Deux ans plus tard, ce bâtiment est rendu à son ancien propriétaire, à savoir la Société civile immobilière du Lion de Belfort dont le gérant était Monseigneur GERVAISE. Depuis plus d'un an, une trentaine de familles de mal logés est venue y chercher refuge.
Le propriétaire a requis une procédure d'expulsion qui devait aboutir le 17 février 2003 à un commandement de quitter les lieux fin mars.

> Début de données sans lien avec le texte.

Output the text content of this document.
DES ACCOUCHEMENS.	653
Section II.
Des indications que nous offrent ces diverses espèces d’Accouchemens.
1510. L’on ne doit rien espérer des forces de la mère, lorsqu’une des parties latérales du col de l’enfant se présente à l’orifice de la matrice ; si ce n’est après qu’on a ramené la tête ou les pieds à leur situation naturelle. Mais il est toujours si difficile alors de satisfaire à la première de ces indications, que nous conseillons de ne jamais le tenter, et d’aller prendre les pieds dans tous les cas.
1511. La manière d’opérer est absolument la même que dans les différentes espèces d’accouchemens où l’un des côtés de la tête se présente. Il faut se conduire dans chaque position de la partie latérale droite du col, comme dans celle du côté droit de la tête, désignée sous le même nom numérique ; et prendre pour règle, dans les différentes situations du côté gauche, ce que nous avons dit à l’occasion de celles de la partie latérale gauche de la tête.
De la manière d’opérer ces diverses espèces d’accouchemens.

En accord avec les élus du 14e, j'ai alors demandé au commissaire central de notre arrondissement d'y surseoir temporairement.
La Municipalité du 14e, considérant que ces familles doivent être relogées dans des conditions décentes, n'est pas restée inactive. Elle a engagé, en relation avec le comité de soutien aux résidents, les actions suivantes : des entretiens individuels ont été organisés avec les familles ayant déposé une demande de logement social et des contacts ont été établis avec des associations chrétiennes de la paroisse Saint-Dominique toute proche de l'immeuble et l'actuel nouveau propriétaire, la SOFERIM qui a succédé à la S.C.I. du Lion de Belfort.
Grâce à cette mobilisation forte et originale d'un grand nombre de partenaires et d'associations dont certains ont une expérience approfondie dans l'aide au relogement, une issue plus favorable, nous l'espérons, paraît possible dans l'intérêt de ces familles.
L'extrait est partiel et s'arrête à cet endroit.